American Security Project (ASP)
- Formation: 2006
- Headquarters: 1201 Pennsylvania Avenue NW #520, Washington, DC 20004
- Chief Operating Officer: Matthew Wallin
- Website: https://www.americansecurityproject.org

= American Security Project =

American think tank

The American Security Project (ASP) is a Washington D.C.–based think tank focusing on issues concerning U.S. national security, including maritime security, climate security, energy security, US–Russia relations, US–China relations, and public diplomacy, among others.

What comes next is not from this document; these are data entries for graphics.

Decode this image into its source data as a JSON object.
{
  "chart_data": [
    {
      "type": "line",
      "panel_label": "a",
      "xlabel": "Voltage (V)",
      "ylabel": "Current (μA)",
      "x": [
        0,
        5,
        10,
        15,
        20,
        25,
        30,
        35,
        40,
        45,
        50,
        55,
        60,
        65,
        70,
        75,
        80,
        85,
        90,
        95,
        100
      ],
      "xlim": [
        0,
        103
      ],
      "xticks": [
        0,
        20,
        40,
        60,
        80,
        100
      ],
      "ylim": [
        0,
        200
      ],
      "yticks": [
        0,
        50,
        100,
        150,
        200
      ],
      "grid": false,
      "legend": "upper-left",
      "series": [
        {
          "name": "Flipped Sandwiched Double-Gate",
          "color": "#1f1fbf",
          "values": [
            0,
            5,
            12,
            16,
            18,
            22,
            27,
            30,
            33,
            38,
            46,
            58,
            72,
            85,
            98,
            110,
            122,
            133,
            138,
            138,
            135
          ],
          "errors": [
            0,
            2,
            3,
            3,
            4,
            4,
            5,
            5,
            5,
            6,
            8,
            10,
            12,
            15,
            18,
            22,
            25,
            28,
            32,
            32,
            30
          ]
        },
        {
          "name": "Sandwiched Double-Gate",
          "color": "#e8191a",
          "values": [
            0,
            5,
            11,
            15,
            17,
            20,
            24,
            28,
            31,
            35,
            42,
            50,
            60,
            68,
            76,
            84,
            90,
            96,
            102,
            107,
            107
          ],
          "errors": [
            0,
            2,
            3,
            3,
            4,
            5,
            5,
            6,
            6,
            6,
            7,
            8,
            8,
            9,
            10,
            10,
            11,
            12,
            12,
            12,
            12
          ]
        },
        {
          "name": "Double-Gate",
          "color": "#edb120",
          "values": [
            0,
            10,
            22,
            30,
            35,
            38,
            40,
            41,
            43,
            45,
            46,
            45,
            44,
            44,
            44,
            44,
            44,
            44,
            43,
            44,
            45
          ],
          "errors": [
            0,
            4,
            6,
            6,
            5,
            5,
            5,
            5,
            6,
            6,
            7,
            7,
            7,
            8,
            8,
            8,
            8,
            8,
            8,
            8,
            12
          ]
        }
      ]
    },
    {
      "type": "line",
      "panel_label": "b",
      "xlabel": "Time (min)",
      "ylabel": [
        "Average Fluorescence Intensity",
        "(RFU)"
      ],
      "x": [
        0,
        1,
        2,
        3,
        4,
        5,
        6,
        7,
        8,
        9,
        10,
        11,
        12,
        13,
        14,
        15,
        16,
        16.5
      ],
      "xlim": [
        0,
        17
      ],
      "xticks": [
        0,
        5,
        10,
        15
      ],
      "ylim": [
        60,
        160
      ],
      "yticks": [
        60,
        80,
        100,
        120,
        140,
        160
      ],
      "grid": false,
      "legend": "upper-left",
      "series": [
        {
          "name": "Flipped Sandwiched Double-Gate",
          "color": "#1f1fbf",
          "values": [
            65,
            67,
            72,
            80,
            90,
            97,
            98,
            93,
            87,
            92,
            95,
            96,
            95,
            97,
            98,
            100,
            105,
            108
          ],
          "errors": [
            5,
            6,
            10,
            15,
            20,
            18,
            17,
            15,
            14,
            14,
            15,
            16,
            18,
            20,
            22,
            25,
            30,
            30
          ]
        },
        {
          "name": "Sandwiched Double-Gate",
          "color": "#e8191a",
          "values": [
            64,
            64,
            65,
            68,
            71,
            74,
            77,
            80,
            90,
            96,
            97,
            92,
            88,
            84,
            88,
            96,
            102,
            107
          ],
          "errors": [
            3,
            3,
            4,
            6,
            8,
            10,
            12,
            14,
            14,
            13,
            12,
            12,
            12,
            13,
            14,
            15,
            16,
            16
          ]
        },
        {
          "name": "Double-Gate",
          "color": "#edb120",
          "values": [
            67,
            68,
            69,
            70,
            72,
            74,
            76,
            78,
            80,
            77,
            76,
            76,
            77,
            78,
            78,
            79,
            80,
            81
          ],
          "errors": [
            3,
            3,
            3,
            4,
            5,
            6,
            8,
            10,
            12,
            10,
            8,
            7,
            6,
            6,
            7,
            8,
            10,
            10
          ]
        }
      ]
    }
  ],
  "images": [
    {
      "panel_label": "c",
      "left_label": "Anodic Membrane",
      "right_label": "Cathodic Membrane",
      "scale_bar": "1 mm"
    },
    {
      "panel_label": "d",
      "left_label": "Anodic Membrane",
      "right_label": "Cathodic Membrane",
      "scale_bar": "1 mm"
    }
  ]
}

It was founded in 2006 by John Kerry and Chuck Hagel.

== Leadership ==
Jim Ludes served as ASP's Executive Director from July 2006 to August 2011. Stephen A Cheney was appointed as ASP's CEO in August 2011.

== Activities ==
ASP publishes research reports/briefs and guest posts, hosts events such as seminar discussions with subject matter experts, and produces a podcast titled "Flashpoint."

== Publications ==

=== Reports ===

- Perspective – Innovating Out of the Climate Crisis: Reflections and Recommendations for the Clean Energy Transition

=== Briefs ===

- Briefing Note – Florida’s Wildfire Management
- Briefing Note – Innovating Out of the Climate Crisis: Hard to Abate Sectors
- Briefing Note – The Military Recruiting Crisis: Obesity’s Impact on the Shortfall

== Funding ==
ASP has received grants from the Carnegie Corporation of New York.